CG In what sense were you and idiot?
TS I don’t think he used that word but he would say you’re on the wrong track. I was asking for too much of this and not enough of that. I wasn’t doing well enough by Sheeler say, or Dove. Honestly, I forget the details of that. For a future conversation I could probably reconstruct it.
CG Who bought the Bloom? Who bought the Zerbe? Did he buy those paintings?
TS He owned them.
CG So you weren’t involved in their purchase?
TS No. (off mic) I’m looking for my catalogue of the Lane Collection. He bought the Bloom from Durlacher Brothers in 1958. That was a pretty late acquisition. By then he had mostly stopped.

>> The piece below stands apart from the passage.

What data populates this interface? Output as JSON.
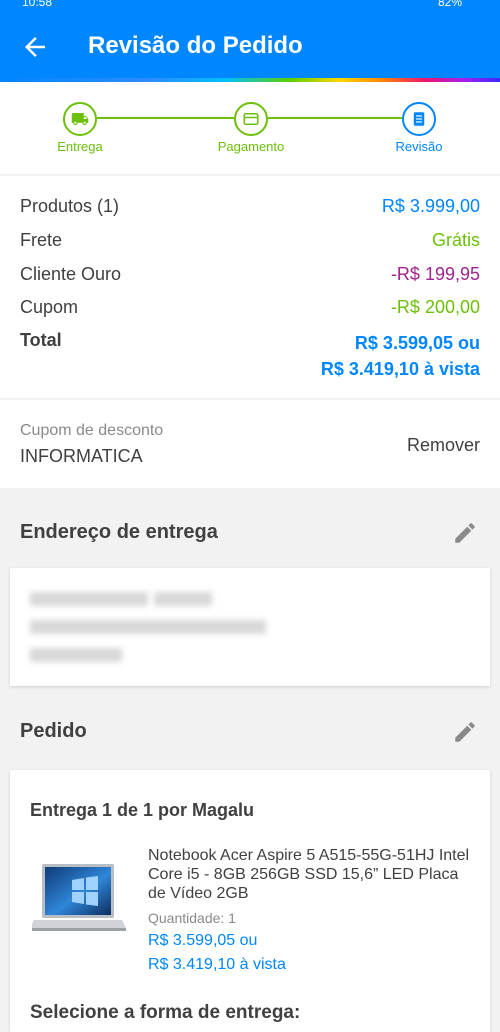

He already owned them and I had nothing to do with their original acquisition.
CG He never bought a work by Jack Levine.
TS No. He didn’t like figurative painting. He was interested in abstract painting.
CG Aren’t Bloom and Zerbe figurative?
TS They are more abstract than Levine. Basically, Lane was very much an abstraction guy but he must have seen the abstract strengths of Bloom and Zerbe. Levine was an excellent painter but didn’t have that same sense of underlying abstraction. It’s possible that’s how Lane viewed it.

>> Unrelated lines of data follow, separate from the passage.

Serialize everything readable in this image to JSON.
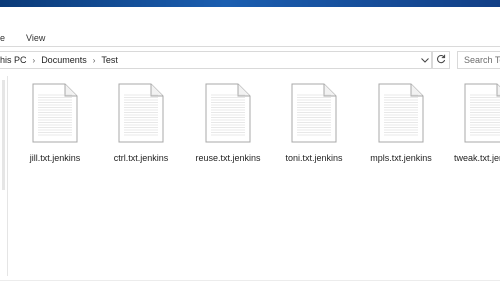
{
  "ribbon": {
    "tabs": [
      "e",
      "View"
    ]
  },
  "address_bar": {
    "crumbs": [
      "his PC",
      "Documents",
      "Test"
    ],
    "separator": "›"
  },
  "search": {
    "placeholder": "Search Te"
  },
  "files": [
    {
      "name": "jill.txt.jenkins"
    },
    {
      "name": "ctrl.txt.jenkins"
    },
    {
      "name": "reuse.txt.jenkins"
    },
    {
      "name": "toni.txt.jenkins"
    },
    {
      "name": "mpls.txt.jenkins"
    },
    {
      "name": "tweak.txt.jenkins"
    }
  ],
  "colors": {
    "title_bar": "#1b5eb0",
    "icon_stroke": "#a8a8a8",
    "icon_lines": "#d2d2d2"
  }
}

CG Did you see the MFA’s Bloom show?
TS My protegee Erica E. Hirshler did it.
CG Did it change your thinking about Bloom?
TS She did a fantastic job and I also saw the Bloom show at the Alexander Gallery in New York. I read Erica’s book very carefully. She made the best possible case for Bloom. I took a lot of different people through that show trying to get people to look at it.

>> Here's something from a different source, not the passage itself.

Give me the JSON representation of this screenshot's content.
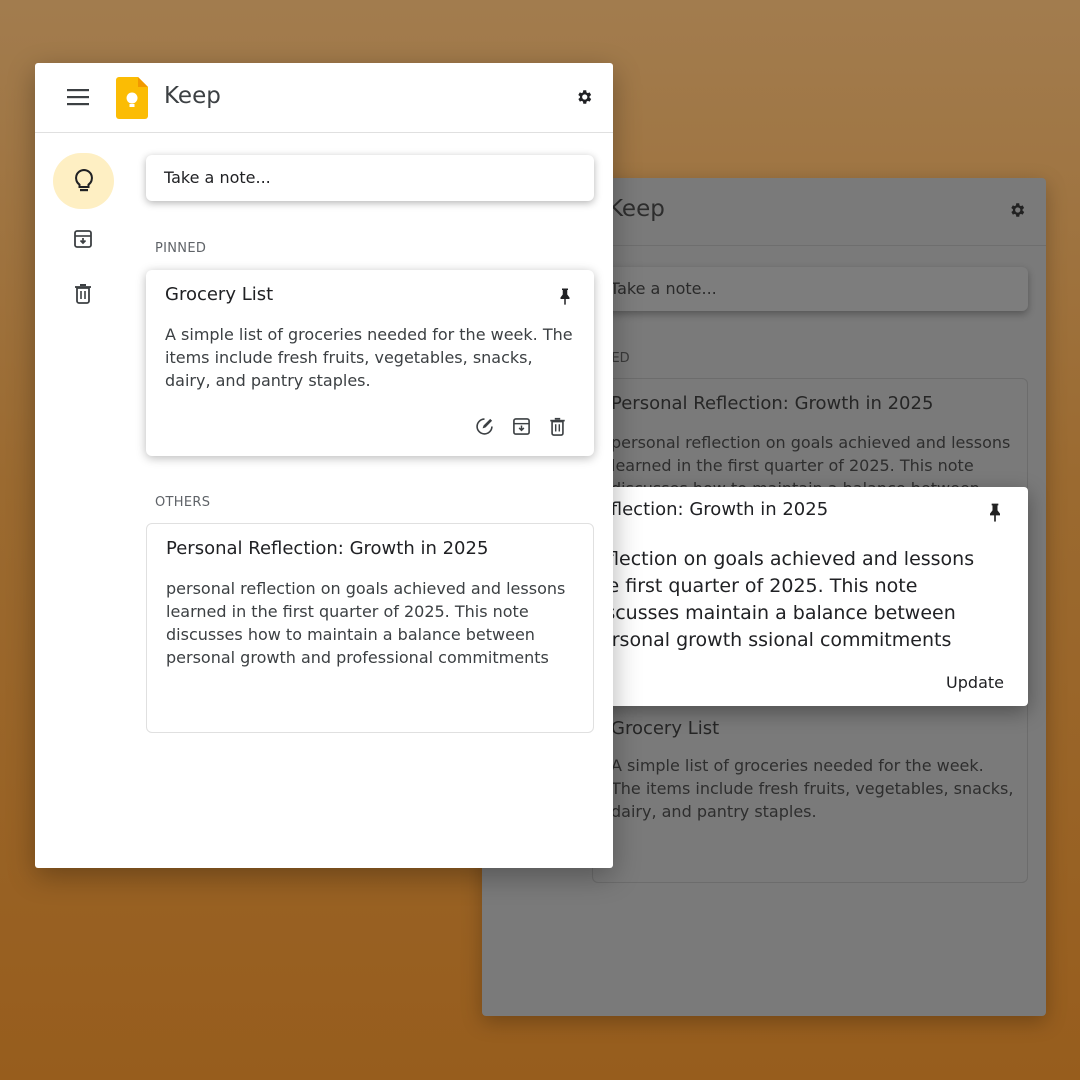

CG The question is, did it change your opinion of the artist?
TS It enriched my view. There were a lot of paintings I had never seen before. It didn’t change the way I would rank him.
CG Ok, how do you rank him?
TS I rank him as a very interesting not quite great painter. Because of his local background, absolutely worth showing at the MFA and worth acquiring.
CG When you were a curator at the Fogg Art Museum did you ever visit the prints and drawings room and view the juvenilia of Bloom and Levine? As teenagers they were students at Harvard of Denman Ross.
TS I did. They were both terrific draughtsmen.
CG When you were a Fogg curator why was it never discussed to show that work?
TS I thought there were better things to show.
CG (laughing) OK. But considering the importance of these two artists, that they were native Bostonians, their unique relationship to Harvard and the Fogg. Their relationship to Denman Ross. One could think of so many reasons to organize an exhibition of their work owned by the Fogg. It’s a tremendous oversight not to show that work.
(Hirshler included some of the Fogg’s Bloom drawings in her MFA exhibition.)
TS I didn’t do it. I’m guilty. In another five or ten years (at the Fogg from which he is now retired) I might well have. They are very good drawings and I love showing things that haven’t been seen. Underrated and so on.
CG How do you respond to the notion that you failed to collect Boston artists after the era of the American Impressionists? How can you be such a supporter of Benson, a saccharine, mediocre painter, and fail to see the genius of a painter of corpses? I can’t understand that.
(The 1969 publication “American Paintings in the Museum of Fine Arts, Boston” lists eight works by Benson, six by Tarbell, one by Bloom, two by Jack Levine including one from the WPA, and none by Zerbe. The Lane collection doubled Bloom to two works and added two by Zerbe. The museum continues not to have a major work by Levine. It is anticipated that the Hirshler exhibition will result in gifts of works by Bloom.)
TS Nobody is perfect. I was only in charge of contemporary art (at the MFA) for two years. Mostly my bailiwick didn’t include the Boston expressionists. When the Lane collection came, I might say I could have gone into that. But I thought I had more important things to do.